Life hardly ever goes as planned. At some point in our lives, we all find ourselves suddenly switching from plan A to plan B and in most cases, we even move on to plan C, all in a moment’s notice. Ideally, we’re supposed to find a job, work hard, save up and buy a home to raise a family which sounds like a rock-solid plan. Then, there’s the reality of it all. What if there’s a natural disaster? Or, the company you work for merges with another and your job gets cut, or a global pandemic shuts down the economy? As head of household, one has to do what’s best for you and your family, and sometimes that may require taking out a reverse mortgage.
What is a reverse mortgage?
A reverse mortgage is basically a loan, against your home; until it isn’t. Let’s say you bought a home but due to unforeseen reasons, you fell behind on payments. For help, you decide to seek out a reverse mortgage lender who signs you to an agreement, paying you monthly in exchange for equity in your home..Equity in this case being the value of your home, after any charges and deductions against it. So you’re basically selling your home to the lender, and as opposed to paying one huge lump sum, they will pay you monthly. Hence, “reverse mortgage.”

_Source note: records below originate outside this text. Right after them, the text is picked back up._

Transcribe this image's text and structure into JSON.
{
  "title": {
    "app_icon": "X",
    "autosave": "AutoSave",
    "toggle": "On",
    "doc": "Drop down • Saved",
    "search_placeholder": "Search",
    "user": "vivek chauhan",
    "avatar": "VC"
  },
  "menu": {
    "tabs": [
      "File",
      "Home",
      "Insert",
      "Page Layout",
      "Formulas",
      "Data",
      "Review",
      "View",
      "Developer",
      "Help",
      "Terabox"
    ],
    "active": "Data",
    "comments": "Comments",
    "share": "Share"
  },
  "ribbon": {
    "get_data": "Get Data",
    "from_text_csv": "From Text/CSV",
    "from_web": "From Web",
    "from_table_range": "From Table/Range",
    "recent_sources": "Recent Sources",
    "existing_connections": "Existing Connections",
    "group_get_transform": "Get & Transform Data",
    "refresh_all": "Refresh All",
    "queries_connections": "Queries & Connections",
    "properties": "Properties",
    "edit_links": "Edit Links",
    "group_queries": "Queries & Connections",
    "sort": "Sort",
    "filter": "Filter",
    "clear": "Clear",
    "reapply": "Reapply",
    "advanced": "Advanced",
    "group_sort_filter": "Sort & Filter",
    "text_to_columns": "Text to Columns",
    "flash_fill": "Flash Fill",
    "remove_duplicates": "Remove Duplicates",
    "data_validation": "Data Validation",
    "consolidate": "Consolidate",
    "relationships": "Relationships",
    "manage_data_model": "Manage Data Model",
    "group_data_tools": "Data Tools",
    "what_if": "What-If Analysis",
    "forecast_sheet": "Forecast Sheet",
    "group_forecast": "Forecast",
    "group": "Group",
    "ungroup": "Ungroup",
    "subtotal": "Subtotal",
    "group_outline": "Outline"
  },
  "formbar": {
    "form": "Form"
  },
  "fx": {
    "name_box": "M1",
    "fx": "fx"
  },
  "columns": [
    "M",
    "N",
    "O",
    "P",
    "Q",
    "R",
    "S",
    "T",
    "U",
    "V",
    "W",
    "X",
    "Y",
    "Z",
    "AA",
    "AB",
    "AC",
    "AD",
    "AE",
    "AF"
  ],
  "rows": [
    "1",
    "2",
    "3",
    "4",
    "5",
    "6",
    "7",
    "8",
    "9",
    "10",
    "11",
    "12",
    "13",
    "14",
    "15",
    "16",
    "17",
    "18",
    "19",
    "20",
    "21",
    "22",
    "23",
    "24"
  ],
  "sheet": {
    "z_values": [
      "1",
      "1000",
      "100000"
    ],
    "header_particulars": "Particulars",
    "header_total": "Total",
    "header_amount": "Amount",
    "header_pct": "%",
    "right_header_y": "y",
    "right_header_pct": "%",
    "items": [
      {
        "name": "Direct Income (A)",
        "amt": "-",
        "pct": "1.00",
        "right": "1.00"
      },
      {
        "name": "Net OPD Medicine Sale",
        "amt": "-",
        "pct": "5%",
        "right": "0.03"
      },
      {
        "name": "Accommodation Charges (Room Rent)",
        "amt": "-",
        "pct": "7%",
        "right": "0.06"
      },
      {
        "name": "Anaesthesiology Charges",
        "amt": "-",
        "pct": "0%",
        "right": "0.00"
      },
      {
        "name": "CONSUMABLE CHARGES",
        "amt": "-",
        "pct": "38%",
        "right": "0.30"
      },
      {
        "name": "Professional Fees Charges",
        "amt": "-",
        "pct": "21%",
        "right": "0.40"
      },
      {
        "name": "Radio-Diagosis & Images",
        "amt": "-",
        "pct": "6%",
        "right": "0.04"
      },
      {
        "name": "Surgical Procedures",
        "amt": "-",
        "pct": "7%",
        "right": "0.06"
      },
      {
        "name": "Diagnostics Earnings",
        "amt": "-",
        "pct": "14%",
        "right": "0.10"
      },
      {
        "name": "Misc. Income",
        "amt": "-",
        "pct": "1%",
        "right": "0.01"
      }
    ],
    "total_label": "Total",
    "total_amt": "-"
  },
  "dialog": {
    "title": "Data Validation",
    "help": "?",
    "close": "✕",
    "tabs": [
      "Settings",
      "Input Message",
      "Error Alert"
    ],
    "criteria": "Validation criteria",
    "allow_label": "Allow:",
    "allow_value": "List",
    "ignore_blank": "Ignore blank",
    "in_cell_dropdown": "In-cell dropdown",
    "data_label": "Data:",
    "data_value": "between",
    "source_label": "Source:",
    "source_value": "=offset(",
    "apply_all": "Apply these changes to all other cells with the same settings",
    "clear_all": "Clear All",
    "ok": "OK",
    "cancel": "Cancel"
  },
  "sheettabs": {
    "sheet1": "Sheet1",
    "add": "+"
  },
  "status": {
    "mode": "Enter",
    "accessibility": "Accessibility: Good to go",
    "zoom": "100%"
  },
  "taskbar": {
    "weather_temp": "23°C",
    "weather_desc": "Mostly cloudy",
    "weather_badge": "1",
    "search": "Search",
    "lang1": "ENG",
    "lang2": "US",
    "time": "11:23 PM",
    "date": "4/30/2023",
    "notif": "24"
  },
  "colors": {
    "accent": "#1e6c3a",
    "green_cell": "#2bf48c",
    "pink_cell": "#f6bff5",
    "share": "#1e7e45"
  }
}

What is the purpose of a reverse mortgage?
The purpose is to get monthly financial assistance from a lender/buyer. The exact details of the agreement will depend upon the lender, but generally, the funds are used to pay off the original mortgage. However, most reverse mortgage loans do not require that the lent money be spent on the mortgage which makes it highly desirable.
When did reverse mortgages begin?
The very first mortgage took place on U.S. soil. A woman in Maine was in jeopardy of losing her home and sought help from a local loan company, who drew up a special loan to help her. Over the years, the terms and process have changed dramatically, but they are still rooted in serving the same purpose.
What are the risks of a reverse mortgage?
The general agreement is for “X” amount of money per month, the borrower agrees to maintain property taxes, insurance, repairs, to not move away from the property, nor file for bankruptcy. As stated before, each lender sets their own terms in the financial agreement. That said, there are lenders who may conduct themselves in a manner that is untoward, thereby taking advantage of unknowing, vulnerable clients. Outside of that, the conditions of the agreement can in fact result in losing the home, or worse, the loan may have to be repaid if the receiver does not hold up their end of the agreement. So while this process can be quite promising for some, it can also be a gamble for others.
If you’re considering a reverse mortgage, be in your mortgage loan research. Speak with people who have been or are in your current situation to find out what works, and what doesn’t. Take time to understand the agreement language, and be sure to have plans A, B and C on standby, in the event of life’s little disasters.